- Poster
- Directed by: Jayan Moodley
- Written by: Jayan Moodley; Jailoshini Naidoo; Yugan Naidoo;
- Starring: Jailoshini Naidoo; Maeshni Naicker; Mariam Bassa;
- Cinematography: Justus de Jager
- Edited by: Nicholas Costaras
- Music by: Chris Letcher
- Production company: Urban Vision Productions
- Distributed by: Netflix
- Release date: 20 October 2023;
- Running time: 93 minutes
- Country: South Africa
- Language: English

= Kandasamys: The Baby =

2021 film

Kandasamys: The Baby is a 2023 South African family drama film directed by Jayan Moodley, written by Jayan Moodley, Jailoshini Naidoo and Yugan Naidoo and starring Jailoshini Naidoo, Maeshni Naicker and Mariam Bassa. It is the fourth installment in the series, following Keeping Up with the Kandasamys (2017), Kandasamys: The Wedding (2019) and Trippin' with the Kandasamys (2021).

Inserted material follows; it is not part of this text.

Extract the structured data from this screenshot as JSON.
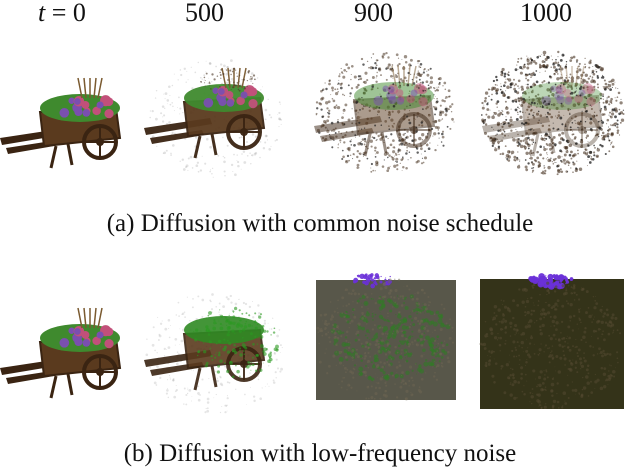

The film was released internationally on 20 October 2023 by Netflix.

== Plot ==
The Kandasamys and the Naidoos come to Mauritius to see Jodi and Prishen's new baby Arya. Their respective mothers, Jennifer and Shanti, want to take care of their granddaughter although Jodi and Prishen want to take care of the baby by themselves.

== Production ==
The idea for a potential fourth film came during the making of Trippin' with the Kandasamys (2021).

== Release ==
The film premiered on October 19, 2023, in Dubai one day before the start of its worldwide streaming on Netflix.

==Reception==
Kandasamys: The Baby was released to mixed reviews from critics. A critic from News24 wrote that "Kandasamys: The Baby unexpectedly tugs at heartstrings in between the laughs and pure chaos
accreditation". A critic from YoMzansi wrote that "With plenty of laughs, heartfelt tears, new characters, and relatable family dynamics, “Kandasamys: The Baby” is sure to bring joy to its viewers. It’s a heartwarming continuation of the beloved series that reminds us of the power of laughter and the enduring strength of family bonds". A critic from The Envoy Web wrote that "Kandasamys: The Baby makes a regular comedy routine a hilarious laughter ride, thanks to strong writing and good performances. Viewers might see the conclusion from a long way, but it’s a ride worth enjoying".

On the contrary, a critic from IOL wrote that "For most of the film, Kandasamys: The Baby gives you a sense that the best parts are still to come, until you reach the end and are left feeling like there should have been more, much, much more".